(ORDO NEWS) — Analysis of ancient manure showed that people began to care for animals even before they became farmers. This is contrary to pre-existing scientific ideas about the transition to agriculture.
The journal PLOS One published the work of a group of researchers led by Alexia Smith (Alexia Smith) from the University of Connecticut (USA).
Scientists analyzed animal excrement collected in Abu Hureyra (Syria) and came to unexpected conclusions.
Abu Hureyra is a Mesolithic (Epipaleolithic) and early Neolithic archaeological site in northern Mesopotamia. It is located on a mountain plateau near the south bank of the Euphrates.
The age of the earliest finds made there is more than 13 thousand years. Most likely, carriers of the Natufian culture originally lived there.
The settlement at Abu Hureyra was finally abandoned only after 5000 BC. That is, people lived in this place for thousands of years – and just at the time when they switched from hunting and gathering to agriculture and cattle breeding.
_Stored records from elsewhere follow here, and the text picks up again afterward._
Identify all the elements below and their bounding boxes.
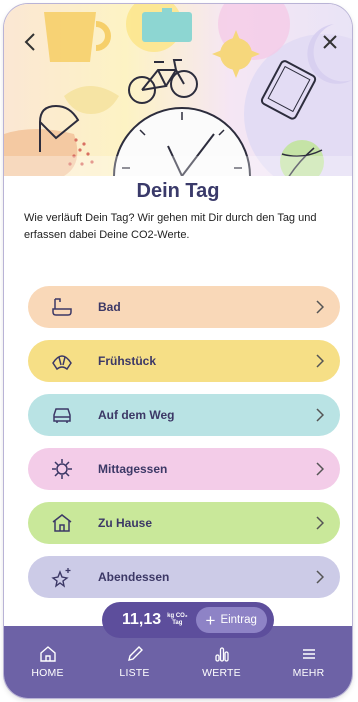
shower-icon (50, 295, 74, 319)
intro-text: Wie verläuft Dein Tag? Wir gehen mit Dir… (24, 212, 317, 241)
chevron-right-icon (310, 516, 330, 530)
chevron-left-icon (24, 33, 35, 51)
category-label: Frühstück (98, 354, 157, 368)
back-button[interactable] (16, 28, 44, 56)
category-abendessen[interactable]: Abendessen (28, 556, 340, 598)
page-title: Dein Tag (136, 180, 220, 202)
chevron-right-icon (310, 570, 330, 584)
stars-icon (50, 565, 74, 589)
chevron-right-icon (310, 408, 330, 422)
close-icon (323, 35, 337, 49)
category-label: Auf dem Weg (98, 408, 175, 422)
add-entry-label: Eintrag (220, 614, 257, 626)
co2-unit-top: kg CO₂ (167, 613, 188, 619)
car-icon (50, 403, 74, 427)
croissant-icon (50, 349, 74, 373)
category-mittagessen[interactable]: Mittagessen (28, 448, 340, 490)
category-fruehstueck[interactable]: Frühstück (28, 340, 340, 382)
pencil-icon (127, 646, 143, 661)
tab-werte[interactable]: WERTE (178, 630, 265, 694)
menu-icon (302, 649, 315, 659)
category-label: Mittagessen (98, 462, 168, 476)
house-icon (50, 511, 74, 535)
tab-label: LISTE (119, 667, 150, 679)
tab-label: HOME (31, 667, 64, 679)
chevron-right-icon (310, 300, 330, 314)
hero-illustration (4, 4, 352, 176)
tab-liste[interactable]: LISTE (91, 630, 178, 694)
plus-icon: + (205, 610, 216, 630)
bottom-tab-bar: HOME LISTE WERTE MEHR (4, 630, 352, 694)
category-label: Zu Hause (98, 516, 153, 530)
day-illustration (4, 4, 352, 176)
app-screen: Dein Tag Wie verläuft Dein Tag? Wir gehe… (4, 4, 352, 698)
co2-value: 11,13 (122, 611, 162, 628)
category-zu-hause[interactable]: Zu Hause (28, 502, 340, 544)
close-button[interactable] (316, 28, 344, 56)
chart-icon (214, 647, 229, 662)
sun-icon (50, 457, 74, 481)
co2-unit-bottom: Tag (172, 620, 183, 626)
category-auf-dem-weg[interactable]: Auf dem Weg (28, 394, 340, 436)
tab-label: WERTE (202, 667, 241, 679)
chevron-right-icon (310, 354, 330, 368)
category-label: Bad (98, 300, 121, 314)
category-label: Abendessen (98, 570, 170, 584)
category-bad[interactable]: Bad (28, 286, 340, 328)
tab-label: MEHR (292, 667, 325, 679)
chevron-right-icon (310, 462, 330, 476)
home-icon (39, 646, 56, 662)
co2-unit: kg CO₂ Tag (167, 613, 187, 627)
tab-home[interactable]: HOME (4, 630, 91, 694)
tab-mehr[interactable]: MEHR (265, 630, 352, 694)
Usually, scientists judge whether cattle were domesticated in a particular area or not, by the bones. In domesticated animals, they are more gracile, lighter than in their wild relatives. But Alexia Smith and her colleagues went the other way.
They analyzed soil samples collected at Abu Hureyra during excavations in the 1970s. In them, scientists found an accumulation of spherulites – microscopic balls based on calcium carbonate, which are formed in the intestines of many herbivores and enter their feces.
They can be found in the accumulations of manure present where animals were once kept.
The specimens were found near an ancient adobe hut, allowing researchers to date the dung deposits.
Their analysis shows that people who lived in Abu Hureyra about 12,800-12,300 years ago (during the Epipaleolithic era) kept animals, possibly sheep, right next to their dwellings, and sheep dung served them as fuel.
Later, as evidenced by other archaeological sites, the Neolithic inhabitants of the site continued to use dung as a fuel, as well as a component for covering the floor.
The subsequent drop in the number of spherulites at this location may indicate that animals are grazing away from human dwellings. Such a scheme is typical of the large-scale cattle breeding familiar to us.
This is a rather unexpected result. It is widely believed in the scientific community that people first took up agriculture and only then cattle breeding.
But the conclusions of the authors of the work suggest the opposite, at least for this region: people began to bring live animals to their homes and keep them there for some time, take care of them – and before they switched to cultivating the fields.
The fact that the people of Abu Hureyra had not yet switched to agriculture at that time is evidenced by the results of the excavations: there are no traces of cultivated plants, no tools associated with their cultivation.
The paper says: “Until recently, it was difficult to find a method that would allow archaeologists to study the earliest experiments in animal care before the full domestication of animals and pastoralism.
So it’s very interesting to see that dung residues can help us trace the different ways humans interact with animals at an early stage. We were surprised when we realized that hunter-gatherers brought live animals to Abu Hureyra between 12,800 and 12,300 years ago and kept them outside their hut.
This is almost 2,000 years earlier than what we see elsewhere, although it is in line with what we might expect for the Euphrates valley.”
The researchers plan to continue analyzing the materials from Abu Hureyra and add that a similar method is applicable to the study of other Mesolithic sites, especially in Southeast Asia. This could give a very interesting result.